Among the strongest economic cases within the report for UK local authorities to invest in climate mitigation and adaptation is avoiding the rising costs of climate impacts.

The report highlights the estimated annual cost of floods in the UK has reached £340 million, and is expected to rise to £428 million if global temperatures rise by 2°C, reaching £619 million if post-industrial warming reaches 4°C.

Seán Fearon, co-author of the report and researcher at Queen’s, added: “A primary aim of this report was an attempt to change the perception of climate action among local authorities as a ‘cost’ or as an unaffordable ‘burden’.
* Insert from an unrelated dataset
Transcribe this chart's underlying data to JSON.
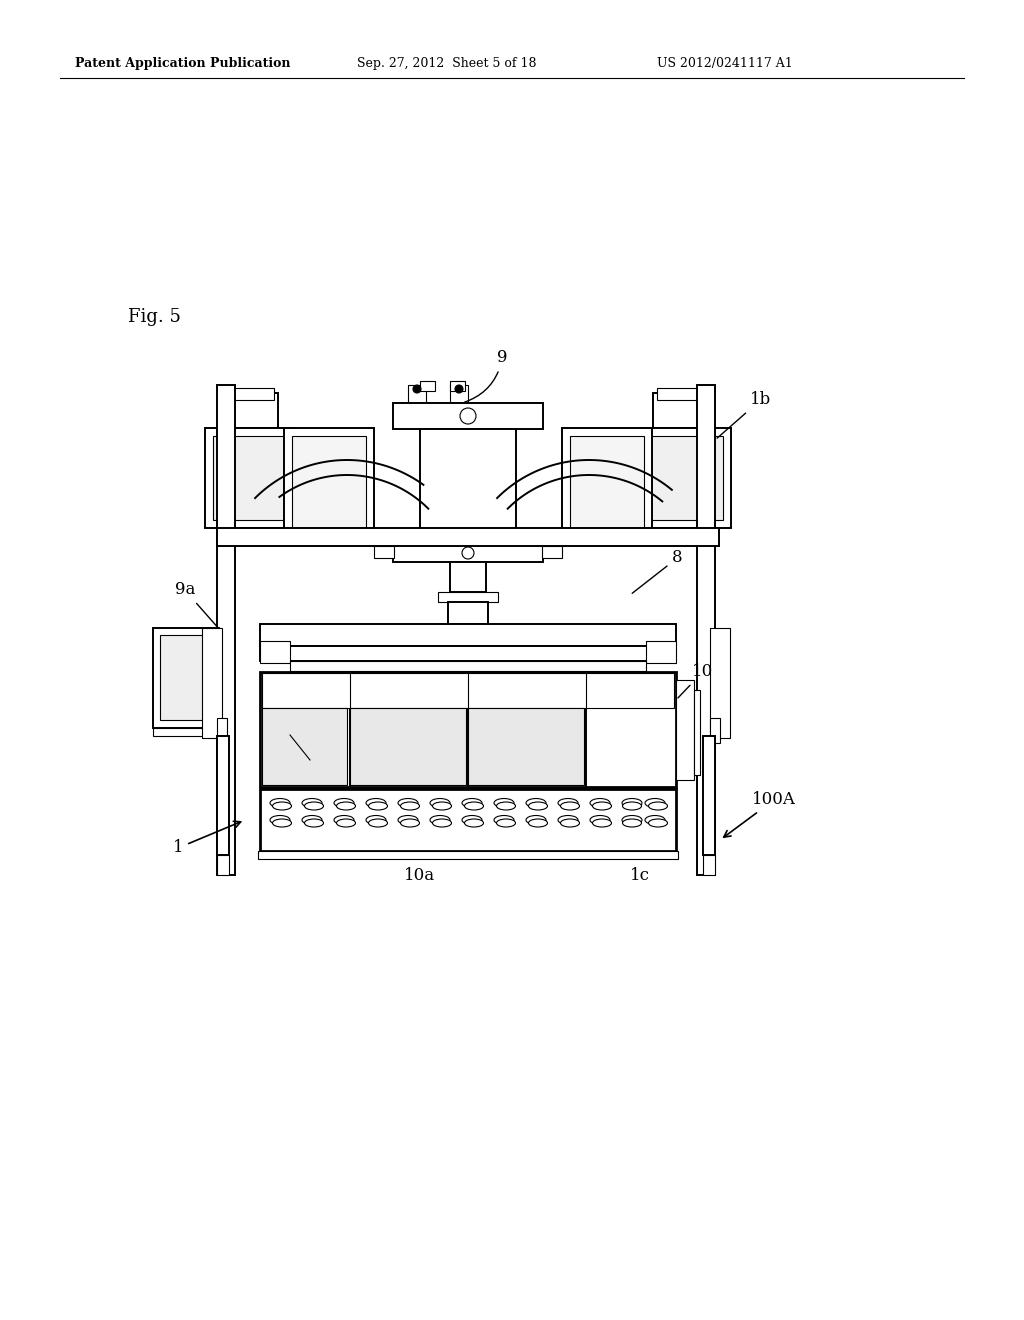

“In fact, tackling the climate crisis through our councils can be the main vehicle for meaningful and positive change in our communities, creating a healthier and more inclusive society, and more democratic local economies which prioritise decent jobs and environmental wellbeing.”

Professor Ian Greer, President and Vice-Chancellor of Queen’s, concluded: “Queen’s is a world leader in research, and we know that by enabling our talent to develop solutions we can have a very real impact in creating a sustainable future for all.

“That’s why we’ve recently made a multi-million-pound investment in a new sustainability action plan to help play our part in tackling the global climate emergency.”